Async event emitter handlers

Notice how the promise is resolved in the 'end' event handler? Well the problem is that if one of the api.import() calls is slow, we could resolve the promise before the products have imported.

When running node locally, this isn’t a such a big problem because node waits for any asynchronous activity before exiting. However AWS lambda simply waits for your handler to complete (in this case to resolve).

This led to some batches being prematurely cut off without an obvious error or explanation.

The fix I came up with, was to store the promises and await them in the end handler.

const pendingHandlers = [];
productParser
  .on('product', (product) => {
    pendingHandlers.push((async () {
      products.push(product);
      if (products.length >= THRESHOLD) {
        const batch = [...products];
        products = [];
        await api.import(batch);
      }
    })())
  })
  .on('end', async () => {
    // Ensure all pending requests have completed
    await Promise.all(pendingHandlers);
    if (products.length) {
      await api.import(products);
    }
    resolve();
  })
  .parse(xmlStream)

This worked pretty well, however I found another issue.

Requests being delayed and timing out

Although the requests were being sent out as parsing was going on, I found that these were taking a very long time to complete.

On top of this, although I saw some improvement on memory usage, it was still continuously increasing until the full file was parsed.

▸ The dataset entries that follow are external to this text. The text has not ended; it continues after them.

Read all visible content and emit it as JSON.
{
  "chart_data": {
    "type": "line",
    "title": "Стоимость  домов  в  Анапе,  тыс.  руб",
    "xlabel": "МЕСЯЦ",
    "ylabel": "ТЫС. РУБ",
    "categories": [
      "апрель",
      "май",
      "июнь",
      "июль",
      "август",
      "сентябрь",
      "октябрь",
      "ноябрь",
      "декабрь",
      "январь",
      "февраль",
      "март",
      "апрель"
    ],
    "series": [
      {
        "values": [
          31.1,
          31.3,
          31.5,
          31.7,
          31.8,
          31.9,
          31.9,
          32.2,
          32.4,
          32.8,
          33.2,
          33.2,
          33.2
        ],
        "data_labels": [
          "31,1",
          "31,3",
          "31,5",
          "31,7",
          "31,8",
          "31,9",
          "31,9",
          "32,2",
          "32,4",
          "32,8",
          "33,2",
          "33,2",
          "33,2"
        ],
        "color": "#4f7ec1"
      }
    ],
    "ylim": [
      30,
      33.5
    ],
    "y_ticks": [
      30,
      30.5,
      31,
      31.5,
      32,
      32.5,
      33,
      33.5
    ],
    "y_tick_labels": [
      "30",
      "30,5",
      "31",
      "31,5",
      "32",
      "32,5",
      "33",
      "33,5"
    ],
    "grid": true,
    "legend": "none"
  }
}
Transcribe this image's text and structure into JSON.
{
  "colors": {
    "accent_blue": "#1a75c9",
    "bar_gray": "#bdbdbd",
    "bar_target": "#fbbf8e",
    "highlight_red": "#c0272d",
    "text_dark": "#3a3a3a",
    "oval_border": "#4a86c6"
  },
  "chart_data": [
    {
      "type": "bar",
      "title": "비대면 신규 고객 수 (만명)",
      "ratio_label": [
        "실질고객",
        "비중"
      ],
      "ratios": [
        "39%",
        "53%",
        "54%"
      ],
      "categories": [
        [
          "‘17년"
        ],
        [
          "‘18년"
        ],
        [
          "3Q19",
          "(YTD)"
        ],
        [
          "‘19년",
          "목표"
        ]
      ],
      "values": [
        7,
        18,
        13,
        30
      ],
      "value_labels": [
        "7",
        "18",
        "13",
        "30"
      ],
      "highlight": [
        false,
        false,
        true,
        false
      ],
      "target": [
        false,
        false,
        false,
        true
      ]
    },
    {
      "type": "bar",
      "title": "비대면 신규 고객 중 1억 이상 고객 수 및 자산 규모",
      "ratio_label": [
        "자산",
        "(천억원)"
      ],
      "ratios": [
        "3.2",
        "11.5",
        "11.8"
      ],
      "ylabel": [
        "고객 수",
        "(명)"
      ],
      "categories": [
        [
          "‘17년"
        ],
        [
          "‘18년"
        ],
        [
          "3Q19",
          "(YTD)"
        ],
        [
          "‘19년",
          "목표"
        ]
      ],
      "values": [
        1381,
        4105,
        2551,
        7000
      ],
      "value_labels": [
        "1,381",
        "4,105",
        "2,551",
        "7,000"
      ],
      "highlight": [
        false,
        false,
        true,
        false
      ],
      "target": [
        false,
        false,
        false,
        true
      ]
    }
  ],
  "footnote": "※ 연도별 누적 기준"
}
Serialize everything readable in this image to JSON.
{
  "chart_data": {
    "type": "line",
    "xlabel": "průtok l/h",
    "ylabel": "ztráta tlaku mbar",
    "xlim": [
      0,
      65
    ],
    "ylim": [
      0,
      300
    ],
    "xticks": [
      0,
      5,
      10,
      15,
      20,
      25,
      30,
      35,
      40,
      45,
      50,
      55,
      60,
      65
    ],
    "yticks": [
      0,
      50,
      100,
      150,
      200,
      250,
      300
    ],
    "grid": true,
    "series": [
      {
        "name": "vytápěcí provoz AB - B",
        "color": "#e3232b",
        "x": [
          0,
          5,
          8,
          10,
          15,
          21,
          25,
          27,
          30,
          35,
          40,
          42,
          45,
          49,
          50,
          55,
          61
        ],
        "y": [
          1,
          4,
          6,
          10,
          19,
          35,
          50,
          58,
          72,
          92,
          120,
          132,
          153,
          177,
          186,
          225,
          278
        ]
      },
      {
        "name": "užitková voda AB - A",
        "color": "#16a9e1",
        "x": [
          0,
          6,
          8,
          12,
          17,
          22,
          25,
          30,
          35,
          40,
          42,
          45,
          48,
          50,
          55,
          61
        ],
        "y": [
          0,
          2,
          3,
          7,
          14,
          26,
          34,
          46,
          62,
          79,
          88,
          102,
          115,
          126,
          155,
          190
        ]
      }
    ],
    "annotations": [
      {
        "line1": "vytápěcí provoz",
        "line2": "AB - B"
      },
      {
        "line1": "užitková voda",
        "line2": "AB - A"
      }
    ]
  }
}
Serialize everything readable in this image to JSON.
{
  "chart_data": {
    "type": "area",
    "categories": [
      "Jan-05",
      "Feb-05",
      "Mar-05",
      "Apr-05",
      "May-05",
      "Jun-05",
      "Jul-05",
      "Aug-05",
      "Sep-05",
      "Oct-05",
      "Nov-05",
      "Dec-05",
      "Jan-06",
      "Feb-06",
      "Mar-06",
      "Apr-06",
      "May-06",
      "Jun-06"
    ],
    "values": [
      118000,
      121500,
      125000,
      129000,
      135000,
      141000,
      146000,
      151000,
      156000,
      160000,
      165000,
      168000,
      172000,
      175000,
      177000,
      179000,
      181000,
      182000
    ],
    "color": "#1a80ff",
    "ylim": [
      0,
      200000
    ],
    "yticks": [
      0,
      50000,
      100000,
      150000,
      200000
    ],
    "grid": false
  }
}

My explanation to this is that the XML parsing is flooding the node js event loop with events so many events, that the callbacks used during the api request end up very far behind in the queue.

One solution to this may have been to use worker threads to send the api requests however, I didn’t like the idea of going down the multi threaded route in javascript.

Thankfully I came across this github issue in sax.

import in chunks

It turns out that readable streams have pause() and resume() functions which allow you to stop piping data while you perform some operation, then continue once you’re finished. So I changed my code to.

productParser
  .on('product', (product) => {
    pendingHandlers.push((async () {
      products.push(product);
      if (products.length >= THRESHOLD) {
        const batch = [...products];
        products = [];
        // stop pipeing data while the api request is sent
        xmlStream.pause();
        await api.import(batch);
        // continue pipeing data
        xmlStream.resume();
      }
    })())
  })

Success!

I was now able to import large xml files without running out of memory, what took 7GB of memory initially was reduced to 2GB without increasing the time taken.